## Pandas advanced functionalities

In [None]:
import numpy as np
import pandas as pd

Let's import the movies database again

In [None]:
imdb_movies = pd.read_csv("../datasets/imdb-movies.csv")
imdb_movies.set_index('Rank', inplace=True)
imdb_movies.shape

In [None]:
imdb_movies.head()

#### Challenge: Which are the most and the least common genres in our dataset?

In [None]:
genre = imdb_movies.loc[1]['Genre']

In [None]:
genre

Issue: genre is a comma separated string. We need to convert it to something more useful for our computations

In [None]:
genres = genre.split(',')
genres

In [None]:
imdb_movies['Genres'] = imdb_movies.Genre.str.split(",")

In [None]:
imdb_movies.head()

In [None]:
del imdb_movies['Genre']

In [None]:
imdb_movies.head()

Now the simlplest and most efficient way to count the genre occurrences is to "explode" them, tranforming each element in the `genres` lists into a separate row.

In [None]:
imdb_movies_unwinded_genres = imdb_movies.explode('Genres').reset_index()
imdb_movies_unwinded_genres

In [None]:
imdb_movies_unwinded_genres.Genres.value_counts(ascending=False)

In [None]:
_ = imdb_movies_unwinded_genres.Genres.value_counts().plot(kind="bar")

We can do some extra exploration like finding the movies with highest revenue over metascore ratio

In [None]:
# Find the highest Revenue / Metascore ratio

revenue_to_metascore_ratio = imdb_movies['Revenue (Millions)'] / imdb_movies['Metascore']
revenue_to_metascore_ratio

In [None]:
imdb_movies_sorted_by_ratio = imdb_movies.loc[
    :, ['Title', 'Director', 'Rating', 'Revenue (Millions)']
]

In [None]:
imdb_movies_sorted_by_ratio['Revenue/Metascore Ratio'] = revenue_to_metascore_ratio
imdb_movies_sorted_by_ratio.sort_values(
    by='Revenue/Metascore Ratio',
    inplace=True,
    ascending=False
)
imdb_movies_sorted_by_ratio.head()

**Exercise:** convert the "actors" field into a list and delete the old column

In [None]:
# write your solution here

## Split, Apply, Combine

In [None]:
imdb_movies = pd.read_csv("../datasets/imdb-movies.csv")
imdb_movies.set_index('Rank', inplace=True)

In [None]:
imdb_movies.sample(3)

### Which director generated the highest average income?
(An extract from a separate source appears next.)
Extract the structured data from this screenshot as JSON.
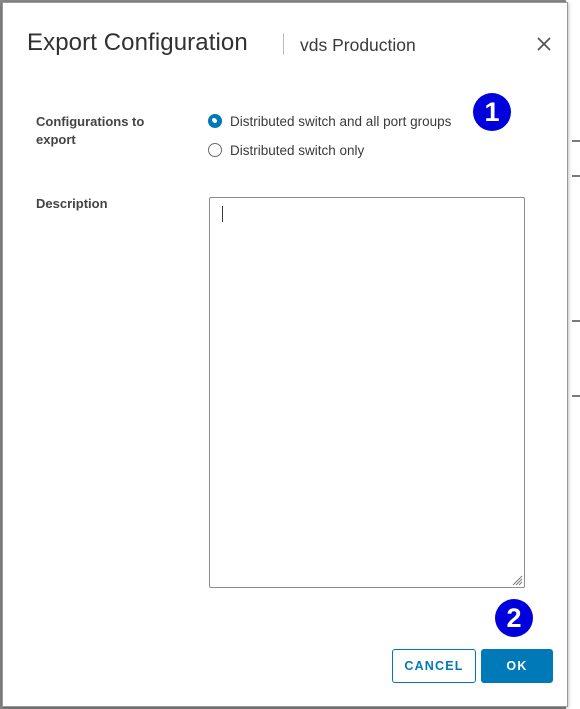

The goal of our analysis will be to find which director generated on average more income.
We will have to:

1) split the dataframe according to movie director

2) compute the average income per director

3) combine the results

In [None]:
# Split
COLUMNS_TO_SELECT = [
    "Runtime (Minutes)",
    "Revenue (Millions)",
    "Rating",
    "Metascore",
    "Director"
]
grouped_by_director = imdb_movies[COLUMNS_TO_SELECT].groupby('Director')
type(grouped_by_director)

In [None]:
grouped_by_director.describe()

The `groups` attribute is a `dict` whose keys are the computed unique groups and corresponding values being the axis labels belonging to each group. In the above example we have:

In [None]:
grouped_by_director.groups

In [None]:
imdb_movies.loc[992]

### Apply and combine phase

After the group-by operation there are a wide range of options for the "apply" phase

1) Aggregations using the `.aggregate()` or `.agg()` method of `DataFrameGroupBy`
    a) as a special case you can use Pandas built-in aggregation methods (`count`, `mean`, etc...)
    
2) Transformations using the `.transform()` method

3) Filtrations using the `.filter()` method

4) A generalisation of the two above using the `.apply()` method

In this case we will have to perform an aggregation.

In [None]:
### Get the mean value for the three features for each director
grouped_by_director.mean()

Now we have all we need to find the director(s) with the highest average income

In [None]:
### Write the solution here


#### Challenge: Find the 10 directors which generated the highest and lowest average income, but filter out directors who have directed less than 3 movies

In [None]:
imdb_movies.info()

In [None]:
# answer the challenge here...


## Other aggregation techniques

With `.agg()` we can get more than one statistics at once

In [None]:
# Get all the statistics about directors
directors_stats = grouped_by_director.agg([np.mean, np.median, np.std])
directors_stats

In [None]:
# get all the statistics about Runtime
directors_stats.loc[:, "Runtime (Minutes)"]

In [None]:
# get all the average Runtime for actor movies
directors_stats.loc[:, "Runtime (Minutes)"]["mean"].sort_values(ascending=False)

It is also possible to compute customised statistics (i.e. write your own functions)

In [None]:
custom_directors_stats = grouped_by_director.agg([
    lambda x: x.max() - x.min(),
    lambda x: x.mean() - x.median()
])
custom_directors_stats

The issue is that the generated stats do not have meaningful names.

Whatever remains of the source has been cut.